Joe often asked both his design teams to devise plans. By this time in his career, Eichler was no longer employing his original architects, Anshen and Allen. Most of the Jones plans were designed with partner Frederick Emmons.

As Joe expanded beyond single-family homes, he sought to build apartments in both low- and high-rise buildings. He did build some. But many remained dreams.

Joe’s never-built multi-family projects included high-rise apartments proposed for San Mateo in 1964, which Joe later recast as what would have been his only senior residence, the San Mateo Retirement Center.

The project, planned for El Camino Real and St. Matthews Avenue, would have been about 17 stories, Hanssen recalled. He said he was the primary designer. “We got the zoning change,” he said, adding, “They were kind of hard, modern buildings. Very, very crisp looking.”

Also in the early 1960s, Jones & Emmons did a feasibility study for a high-rise apartment project in Palo Alto, and for another in San Jose.

Jordan Quad
One of Joe’s more unusual projects was Jordan Quad, an academic complex on the Stanford Campus. It later housed the Martin Luther King, Jr., Research and Education Institute.

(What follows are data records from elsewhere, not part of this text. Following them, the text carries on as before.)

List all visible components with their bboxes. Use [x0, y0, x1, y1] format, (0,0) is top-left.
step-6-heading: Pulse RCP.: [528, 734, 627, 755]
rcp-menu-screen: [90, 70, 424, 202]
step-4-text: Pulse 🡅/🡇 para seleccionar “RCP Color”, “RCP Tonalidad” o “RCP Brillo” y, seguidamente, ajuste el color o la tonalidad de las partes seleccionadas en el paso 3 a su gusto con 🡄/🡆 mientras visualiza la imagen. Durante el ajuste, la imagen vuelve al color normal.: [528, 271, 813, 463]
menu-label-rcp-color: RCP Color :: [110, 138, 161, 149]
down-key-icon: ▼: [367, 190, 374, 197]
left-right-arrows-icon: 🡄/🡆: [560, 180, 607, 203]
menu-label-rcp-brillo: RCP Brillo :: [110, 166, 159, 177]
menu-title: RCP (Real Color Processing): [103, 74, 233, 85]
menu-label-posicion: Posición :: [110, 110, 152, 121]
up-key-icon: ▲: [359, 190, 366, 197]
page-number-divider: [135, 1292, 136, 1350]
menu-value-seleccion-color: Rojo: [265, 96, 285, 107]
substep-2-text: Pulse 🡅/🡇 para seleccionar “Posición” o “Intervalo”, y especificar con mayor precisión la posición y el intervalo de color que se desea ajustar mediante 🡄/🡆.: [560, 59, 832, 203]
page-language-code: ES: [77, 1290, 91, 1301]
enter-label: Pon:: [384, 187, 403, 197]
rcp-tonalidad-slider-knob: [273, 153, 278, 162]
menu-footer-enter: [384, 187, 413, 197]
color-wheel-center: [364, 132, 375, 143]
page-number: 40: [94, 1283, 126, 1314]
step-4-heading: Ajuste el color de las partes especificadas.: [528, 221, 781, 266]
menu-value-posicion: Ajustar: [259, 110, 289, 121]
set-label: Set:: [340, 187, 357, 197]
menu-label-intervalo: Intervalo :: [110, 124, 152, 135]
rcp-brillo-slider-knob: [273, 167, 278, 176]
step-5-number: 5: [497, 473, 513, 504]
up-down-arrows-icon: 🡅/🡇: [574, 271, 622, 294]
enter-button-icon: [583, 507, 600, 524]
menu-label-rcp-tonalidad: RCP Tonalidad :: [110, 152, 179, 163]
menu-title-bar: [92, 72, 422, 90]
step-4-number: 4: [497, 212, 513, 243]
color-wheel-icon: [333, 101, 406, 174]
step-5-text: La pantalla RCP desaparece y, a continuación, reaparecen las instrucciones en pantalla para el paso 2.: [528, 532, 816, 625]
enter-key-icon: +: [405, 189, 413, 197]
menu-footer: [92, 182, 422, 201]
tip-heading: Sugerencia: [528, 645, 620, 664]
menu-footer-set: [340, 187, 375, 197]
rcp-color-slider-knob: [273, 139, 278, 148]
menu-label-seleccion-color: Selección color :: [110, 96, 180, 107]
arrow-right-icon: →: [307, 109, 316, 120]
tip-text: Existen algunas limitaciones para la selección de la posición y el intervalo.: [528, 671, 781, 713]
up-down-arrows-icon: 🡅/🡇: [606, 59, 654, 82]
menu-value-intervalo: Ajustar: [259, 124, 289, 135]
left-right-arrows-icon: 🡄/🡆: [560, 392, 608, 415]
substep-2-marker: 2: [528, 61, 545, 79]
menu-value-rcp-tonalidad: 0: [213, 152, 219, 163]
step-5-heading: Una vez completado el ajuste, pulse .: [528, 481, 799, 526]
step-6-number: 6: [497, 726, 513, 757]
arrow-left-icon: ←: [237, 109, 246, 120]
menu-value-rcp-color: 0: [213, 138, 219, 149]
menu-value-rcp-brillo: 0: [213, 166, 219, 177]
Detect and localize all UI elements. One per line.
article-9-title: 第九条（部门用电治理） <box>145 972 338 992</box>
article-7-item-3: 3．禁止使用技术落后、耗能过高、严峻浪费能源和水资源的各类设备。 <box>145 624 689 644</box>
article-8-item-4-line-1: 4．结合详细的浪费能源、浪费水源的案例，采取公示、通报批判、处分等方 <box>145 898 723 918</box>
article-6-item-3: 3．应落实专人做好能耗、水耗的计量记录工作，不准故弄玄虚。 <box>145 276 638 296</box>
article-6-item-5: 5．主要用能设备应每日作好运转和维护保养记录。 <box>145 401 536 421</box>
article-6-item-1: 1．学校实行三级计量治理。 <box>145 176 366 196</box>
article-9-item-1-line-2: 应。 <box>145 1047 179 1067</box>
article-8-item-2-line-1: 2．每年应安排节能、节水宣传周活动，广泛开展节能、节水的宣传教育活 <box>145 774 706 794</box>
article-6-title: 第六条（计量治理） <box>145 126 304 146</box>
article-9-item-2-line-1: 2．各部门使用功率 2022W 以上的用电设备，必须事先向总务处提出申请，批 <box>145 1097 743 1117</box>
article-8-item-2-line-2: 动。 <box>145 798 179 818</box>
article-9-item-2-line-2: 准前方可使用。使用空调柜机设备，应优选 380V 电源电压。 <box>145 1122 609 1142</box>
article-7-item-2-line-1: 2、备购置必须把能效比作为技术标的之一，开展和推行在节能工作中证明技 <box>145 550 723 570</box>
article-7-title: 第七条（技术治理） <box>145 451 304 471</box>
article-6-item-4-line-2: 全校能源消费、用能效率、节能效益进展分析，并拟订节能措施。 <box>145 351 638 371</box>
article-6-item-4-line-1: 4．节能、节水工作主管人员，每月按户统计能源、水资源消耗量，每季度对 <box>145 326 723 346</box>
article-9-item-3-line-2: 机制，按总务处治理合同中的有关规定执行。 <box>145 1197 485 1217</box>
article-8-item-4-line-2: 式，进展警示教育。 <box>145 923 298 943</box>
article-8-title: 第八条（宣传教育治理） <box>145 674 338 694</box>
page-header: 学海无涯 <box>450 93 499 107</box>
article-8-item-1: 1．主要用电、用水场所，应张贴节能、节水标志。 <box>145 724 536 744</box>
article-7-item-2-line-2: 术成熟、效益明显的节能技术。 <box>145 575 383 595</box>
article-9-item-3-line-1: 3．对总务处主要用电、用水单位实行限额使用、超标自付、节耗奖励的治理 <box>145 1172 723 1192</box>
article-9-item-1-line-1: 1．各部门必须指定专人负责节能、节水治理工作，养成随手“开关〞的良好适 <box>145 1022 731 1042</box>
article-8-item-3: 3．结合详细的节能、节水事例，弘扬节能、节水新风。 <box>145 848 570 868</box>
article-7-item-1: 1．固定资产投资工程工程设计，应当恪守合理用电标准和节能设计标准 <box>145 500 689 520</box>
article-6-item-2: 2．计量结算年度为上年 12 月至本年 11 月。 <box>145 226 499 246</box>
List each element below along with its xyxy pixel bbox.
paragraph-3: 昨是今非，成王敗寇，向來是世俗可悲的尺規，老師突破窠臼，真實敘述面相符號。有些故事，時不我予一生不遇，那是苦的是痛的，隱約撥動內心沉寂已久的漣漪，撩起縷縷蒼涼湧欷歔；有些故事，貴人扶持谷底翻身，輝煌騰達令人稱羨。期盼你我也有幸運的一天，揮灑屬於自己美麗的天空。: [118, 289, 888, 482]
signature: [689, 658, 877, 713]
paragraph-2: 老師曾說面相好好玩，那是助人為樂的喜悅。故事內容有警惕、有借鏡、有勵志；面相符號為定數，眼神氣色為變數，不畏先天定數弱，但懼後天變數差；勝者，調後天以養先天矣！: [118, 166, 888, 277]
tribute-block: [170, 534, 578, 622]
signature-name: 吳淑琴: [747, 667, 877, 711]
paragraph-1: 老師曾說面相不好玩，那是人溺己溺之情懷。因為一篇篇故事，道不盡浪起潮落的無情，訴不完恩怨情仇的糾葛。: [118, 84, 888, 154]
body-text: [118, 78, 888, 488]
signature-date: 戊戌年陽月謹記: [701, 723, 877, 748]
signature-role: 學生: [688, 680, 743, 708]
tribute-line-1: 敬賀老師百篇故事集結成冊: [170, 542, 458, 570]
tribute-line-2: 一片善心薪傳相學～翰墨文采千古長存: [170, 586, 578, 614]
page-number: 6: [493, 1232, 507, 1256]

Several entries in the Jones archive show his firm working on five- and six-unit apartment buildings for Eichler Homes, their locations not apparent from the finding guide.

Eichler Homes also considered bringing multi-family units to Southern California, with Jones & Emmons preparing a study for “Redondo Beach Apartments” in 1962.

Back in San Francisco, circa 1963, Eichler Homes had Jones & Emmons design a high-rise residence in the Marina, in the Chestnut-Lombard streets area.

A few years later, when Joe was working not as Eichler Homes but as J.L. Eichler Associates, Jones did a feasibility study for apartments in the South Bay city of Campbell.

Joe always had a fondness for Stanford University, where he built homes for professors throughout his career, along with one small academic complex.

In the early 1960s Jones & Emmons designed a plan for “Supervised Student Housing” on the campus. “Studies for proposal similar to those made for Mr. Eichler for UC Santa Barbara,” the finding guide notes.

Greenmeadow Apartments
The Greenmeadow Apartments, today known as Meadowcreek, next to the single-family Greenmeadow tract, was one of several multiple housing projects Joe built near his tracts. More were planned but never built.

Eichler built pools and community centers for some of his tracts. Unbuilt recreational projects included a 1962 Jones & Emmons plan for a Stanford “recreational facility” that would have been landscaped by Royston, Hanamoto & Mayes.

Not far from campus, Eichler had, in the late 1950s, proposed building a community center for Palo Alto. A few years before that, also working with Jones & Emmons, Eichler had come up with a plan for a “Sinfonetta,” which the guide identifies as aperforming arts complex for orchestra.”

The guide goes on, “Note: Study for Mr. Eichler to consider as gift to city.”

Eichler built an office for Eichler Homes, but didn’t do much in this niche. An early (1952) mixed-use project, though, suggests an attempt to blend single-story, multi-unit, and offices, with a plan for the Fairmeadow Professional Center and Apartments, which would have been alongside the Fairmeadow tract built that year.

This project teamed up both Anshen and Allen and Jones & Emmons.

A later office plan was for a man whose home, designed by Jones, likely knew Eichler through Democratic party politics: Congressman Don Edwards. In 1965 Jones and Emmons designed an office for the congressman’s family firm, San Jose Valley Title, at the corner of Santa Clara and Second Streets in San Jose.

Around this time Cliff Hanssen was working for Claude Oakland on what Hanssen described as an Eichler plan to build a pair of residential towers in the vicinity of Russian Hill.

“Eichler worked with a Swedish engineer who was a master of slip forming,” Hanssen said. “We had lunch at Sam’s with the slipforming engineer, Eichler, Claude, and me. [The engineer] convinced Joe to go with slipforming.

“So I had to redesign [the towers]. By the time I was done, the economy had moved so [the project] wasn’t feasible. That’s the way it goes.”